後々になってわかったことですが僕がセツ先生のデッサンを目にしたのは18歳のときでした。
 当時、美大予備校で勉強中の浪人2年目。
 スランプで絵が描けず悩んでいて書店でセツ先生の本を手に取り立ち読みして、こんなふうに描けたらなと思っていました。
 その後美大に進み、その本のことはすっかり忘れ、卒業しても就職もせず、造形作家になりたい、と漠然と作品を作りながらの不毛なバイト生活。
 そんな頃、遊びに行ったナイトクラブでセツモードセミナーの生徒達と知り合い、セツ先生のことやセツモードセミナーの話を聞きました。

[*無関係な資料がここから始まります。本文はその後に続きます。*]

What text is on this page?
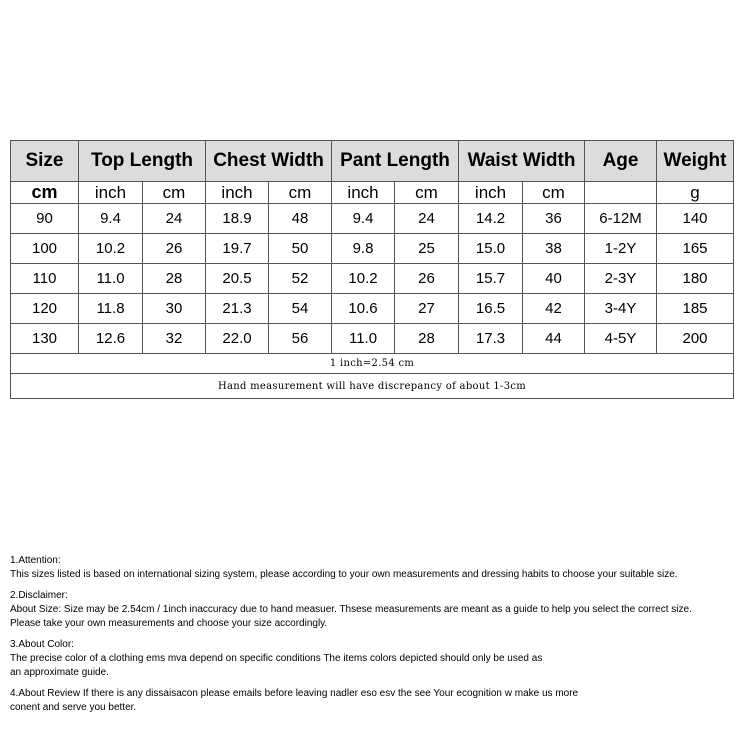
Size	Top Length		Chest Width		Pant Length		Waist Width		Age	Weight
cm	inch	cm	inch	cm	inch	cm	inch	cm		g
90	9.4	24	18.9	48	9.4	24	14.2	36	6-12M	140
100	10.2	26	19.7	50	9.8	25	15.0	38	1-2Y	165
110	11.0	28	20.5	52	10.2	26	15.7	40	2-3Y	180
120	11.8	30	21.3	54	10.6	27	16.5	42	3-4Y	185
130	12.6	32	22.0	56	11.0	28	17.3	44	4-5Y	200
1 inch=2.54 cm										
Hand measurement will have discrepancy of about 1-3cm										

1.Attention:
This sizes listed is based on international sizing system, please according to your own measurements and dressing habits to choose your suitable size.

2.Disclaimer:
About Size: Size may be 2.54cm / 1inch inaccuracy due to hand measuer. Thsese measurements are meant as a guide to help you select the correct size.
Please take your own measurements and choose your size accordingly.

3.About Color:
The precise color of a clothing ems mva depend on specific conditions The items colors depicted should only be used as
an approximate guide.

4.About Review If there is any dissaisacon please emails before leaving nadler eso esv the see Your ecognition w make us more
conent and serve you better.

 その後 絵を描きたい と、なんとなく思い始め、ふとセツモードセミナーのことを思い出し午後部に入学。
 そしてセツ先生との初の対面。
 僕は すごい人であることなど、先生の経歴も何も知らずの初対面だったので (クラブで知り合った友達は、面白いおじいちゃんだよ。としか言ってなかったので。)かなりビックリしました、こんな人がいたんだ! と。
 突然近寄ってきて耳を引っ張ってきたり。
 「事務所から鉛筆持ってきてくれ。」
 と言われたり、話しかけられるのが嬉しくてすっかり夢中に絵を描く日々。
 ある時セツ先生の背後からこっそりデッサンが描かれるのを見ていて ああ、あの時本屋でみたのはセツ先生の絵だったんだ。 
 と、思い出しました。
 そんな毎日の中いつも感じていたのはセツ先生の人間味でした。
 デッサンの授業中に、なにげなく「のびのびと描きなさい。」とか「モデルの周りをまわって美しいフォルムを探しなさい。」など いつも、声をかけてくれるタイミングがとても絶妙で、まるで教室の空気がみえているようで不思議な気持ちになっていました。 

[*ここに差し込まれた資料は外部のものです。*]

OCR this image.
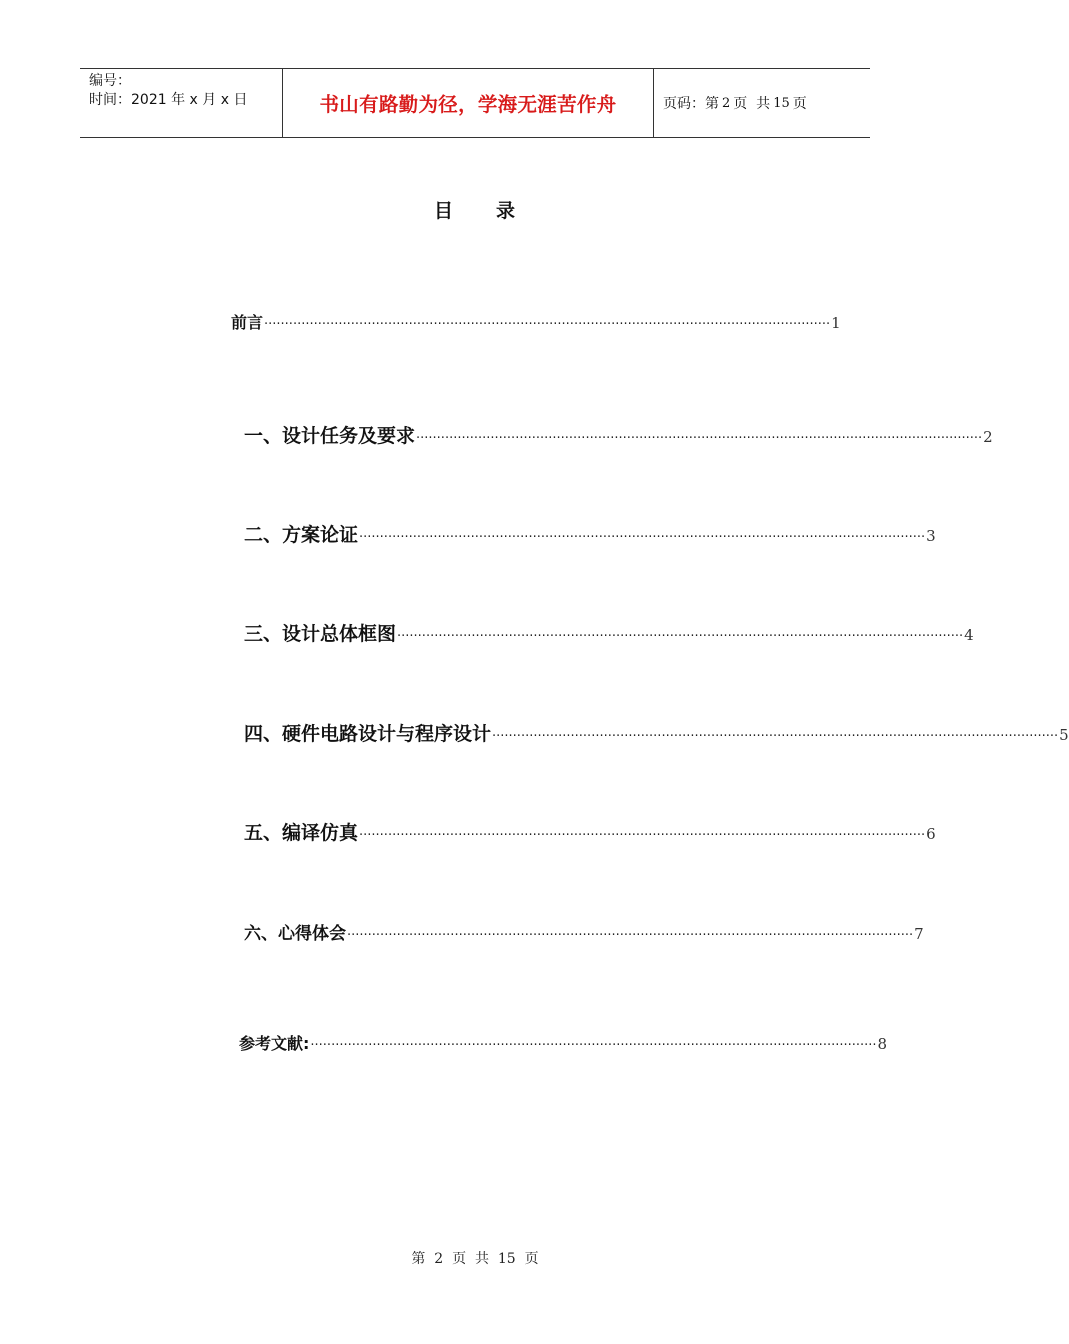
编号：
时间：2021 年 x 月 x 日	书山有路勤为径，学海无涯苦作舟	页码：第 2 页  共 15 页
目 录
前言 ········································································································································· 1
一、设计任务及要求 ········································································································································· 2
二、方案论证 ········································································································································· 3
三、设计总体框图 ········································································································································· 4
四、硬件电路设计与程序设计 ········································································································································· 5
五、编译仿真 ········································································································································· 6
六、心得体会 ········································································································································· 7
参考文献: ········································································································································· 8
第  2  页  共  15  页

 思い出深いのは、僕が友達の誕生日にと八百屋でスイカを買っていってプレゼントした時。
 セツ先生が近くにいて
 「おい、上で切ってきなさい。」とおっしゃり「さあ、この人がこの人にプレゼントしたスイカだよ、みんな食べなさい。」と、みんなに配ってセツ先生と並んで共にかぶりついたことです。
 いつもさりげないのだけど、存在感は大きく、嫌味がまったく無くてなんかお洒落。
 絶対に同じようにはなれないとわかっていてもいつもあんな風になりたいと思わせる、本当に不思議な方でした。
 今でも思い出そうと思えば一緒にデッサンをしていた情景や言葉などがいつでもリアルに思い出せることもとても不思議です。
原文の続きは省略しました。